# Fired Police Office Must Be Reinstated



## Transformer (Sep 14, 2018)

BRIDGEPORT — The city has been ordered to rehire a veteran city police officer fired because of his arrest in 2016 on charges of assaulting a man at a Fairfield motel and then driving drunk.

*Related Stories*






 Cop fired over assault arrest 
 Cop charged with assault, DUI remains on payroll 
 City pays settlements in police brutality cases 
An arbitrator ruled Chief Armando Perez did not have just cause when he fired Omar Jimenez last March. The arbitrator, a member of the American Arbitration Association, said instead Perez should have suspended Jimenez for 90 days without pay.

“We are reviewing the decision and looking at our options,” said City Attorney R. Christopher Meyer.

“This is extremely disappointing,” said Perez. “It was a serious offense in my opinion and I couldn’t justify his actions and that’s why I terminated him.”

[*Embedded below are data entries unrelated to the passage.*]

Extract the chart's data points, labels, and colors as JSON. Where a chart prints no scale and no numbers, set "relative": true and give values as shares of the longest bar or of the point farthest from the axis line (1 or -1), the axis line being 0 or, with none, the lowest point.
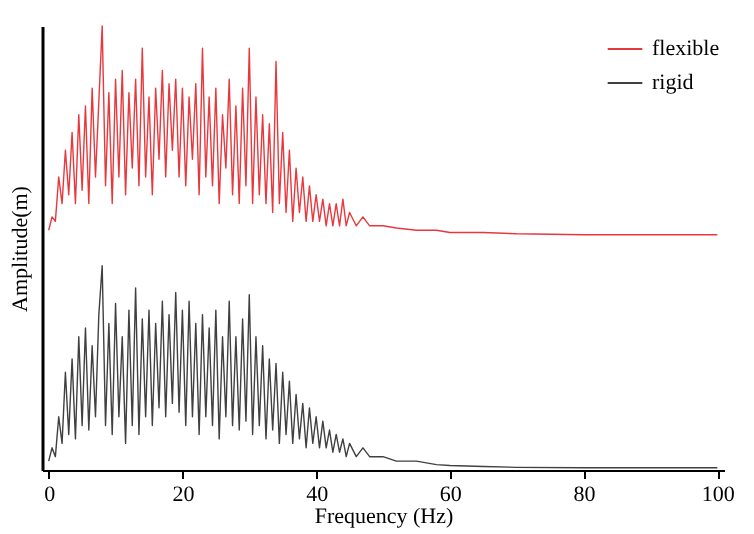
{
  "chart_data": {
    "type": "line",
    "relative": true,
    "xlabel": "Frequency (Hz)",
    "ylabel": "Amplitude(m)",
    "xlim": [
      -1,
      101
    ],
    "xticks": [
      0,
      20,
      40,
      60,
      80,
      100
    ],
    "legend": "top right",
    "tick_labels": "x",
    "x": [
      0,
      0.5,
      1,
      1.5,
      2,
      2.5,
      3,
      3.5,
      4,
      4.5,
      5,
      5.5,
      6,
      6.5,
      7,
      7.5,
      8,
      8.5,
      9,
      9.5,
      10,
      10.5,
      11,
      11.5,
      12,
      12.5,
      13,
      13.5,
      14,
      14.5,
      15,
      15.5,
      16,
      16.5,
      17,
      17.5,
      18,
      18.5,
      19,
      19.5,
      20,
      20.5,
      21,
      21.5,
      22,
      22.5,
      23,
      23.5,
      24,
      24.5,
      25,
      25.5,
      26,
      26.5,
      27,
      27.5,
      28,
      28.5,
      29,
      29.5,
      30,
      30.5,
      31,
      31.5,
      32,
      32.5,
      33,
      33.5,
      34,
      34.5,
      35,
      35.5,
      36,
      36.5,
      37,
      37.5,
      38,
      38.5,
      39,
      39.5,
      40,
      40.5,
      41,
      41.5,
      42,
      42.5,
      43,
      43.5,
      44,
      44.5,
      45,
      46,
      47,
      48,
      50,
      52,
      55,
      58,
      60,
      65,
      70,
      80,
      90,
      100
    ],
    "series": [
      {
        "name": "flexible",
        "color": "#e8383d",
        "values": [
          0.54,
          0.57,
          0.56,
          0.66,
          0.6,
          0.72,
          0.62,
          0.76,
          0.6,
          0.8,
          0.63,
          0.82,
          0.6,
          0.86,
          0.66,
          0.83,
          1.0,
          0.64,
          0.85,
          0.6,
          0.88,
          0.66,
          0.9,
          0.62,
          0.85,
          0.68,
          0.88,
          0.64,
          0.95,
          0.66,
          0.84,
          0.62,
          0.86,
          0.7,
          0.9,
          0.66,
          0.87,
          0.72,
          0.88,
          0.66,
          0.86,
          0.64,
          0.84,
          0.7,
          0.87,
          0.62,
          0.95,
          0.66,
          0.84,
          0.64,
          0.86,
          0.6,
          0.8,
          0.68,
          0.88,
          0.62,
          0.82,
          0.6,
          0.86,
          0.64,
          0.95,
          0.6,
          0.84,
          0.62,
          0.8,
          0.6,
          0.78,
          0.58,
          0.92,
          0.6,
          0.76,
          0.58,
          0.72,
          0.56,
          0.68,
          0.58,
          0.66,
          0.56,
          0.64,
          0.56,
          0.62,
          0.56,
          0.61,
          0.55,
          0.6,
          0.55,
          0.6,
          0.55,
          0.61,
          0.55,
          0.58,
          0.55,
          0.57,
          0.55,
          0.55,
          0.545,
          0.54,
          0.54,
          0.535,
          0.535,
          0.532,
          0.53,
          0.53,
          0.53
        ]
      },
      {
        "name": "rigid",
        "color": "#404040",
        "values": [
          0.02,
          0.05,
          0.03,
          0.12,
          0.06,
          0.22,
          0.08,
          0.25,
          0.07,
          0.3,
          0.1,
          0.32,
          0.09,
          0.28,
          0.12,
          0.35,
          0.46,
          0.1,
          0.33,
          0.08,
          0.375,
          0.12,
          0.3,
          0.06,
          0.36,
          0.1,
          0.41,
          0.08,
          0.34,
          0.12,
          0.36,
          0.1,
          0.33,
          0.14,
          0.38,
          0.12,
          0.35,
          0.15,
          0.4,
          0.13,
          0.36,
          0.1,
          0.38,
          0.12,
          0.33,
          0.08,
          0.35,
          0.12,
          0.32,
          0.1,
          0.36,
          0.07,
          0.3,
          0.12,
          0.38,
          0.1,
          0.3,
          0.09,
          0.34,
          0.11,
          0.395,
          0.08,
          0.3,
          0.1,
          0.28,
          0.07,
          0.25,
          0.09,
          0.24,
          0.06,
          0.22,
          0.08,
          0.2,
          0.06,
          0.17,
          0.07,
          0.15,
          0.05,
          0.14,
          0.06,
          0.12,
          0.05,
          0.11,
          0.05,
          0.09,
          0.04,
          0.08,
          0.04,
          0.07,
          0.03,
          0.06,
          0.03,
          0.05,
          0.03,
          0.03,
          0.02,
          0.02,
          0.012,
          0.01,
          0.008,
          0.006,
          0.005,
          0.005,
          0.005
        ]
      }
    ]
  }
}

Jimenez, 34, a 16-year veteran of the police force was fired by Perez following an investigation by the city’s Office of Internal Affairs.

Police said in the early morning of Sept. 5, 2016, Jimenez went to the Fairfield Circle Inn and punched a friend in the face during an argument. Then, driving his own car, Jimenez allegedly struck a fire hydrant at Fairfield and Courtland avenues, knocked it off its base and fled the scene, returning to the Circle Inn, police said.

Bridgeport police went to the Circle Inn and located Jimenez in the hotel parking lot. Police said Jimenez had bloodshot eyes, was unsteady on his feet and was swaying and there was an odor of alcohol. He failed field sobriety tests administered by Bridgeport officers, police said.

He was subsequently arrested by Fairfield police on the charges of second-degree assault, second-degree threatening, and disorderly conduct, and he was charged by Bridgeport police with driving under the influence, evading responsibility and failure to drive right. Police said the assault victim suffered serious eye damage.

Criminal charges were later dropped against Jimenez after he successfully completed accelerated rehabilitation, a pretrial probation program.

In 2015, Jimenez was suspended for 30 days and ordered to undergo counseling after he failed a department drug test.


----------



## discodumpling (Sep 15, 2018)

Soooo hes been a cop since hes 18 yrs old? Let's start with that part.


----------



## Transformer (Sep 16, 2018)

So it is almost impossible to fir3 a cop.  He can do drugs, drive drunk, beat up a person and he still qualifies to be a cop.


----------



## Crackers Phinn (Sep 16, 2018)

^pretty much.


----------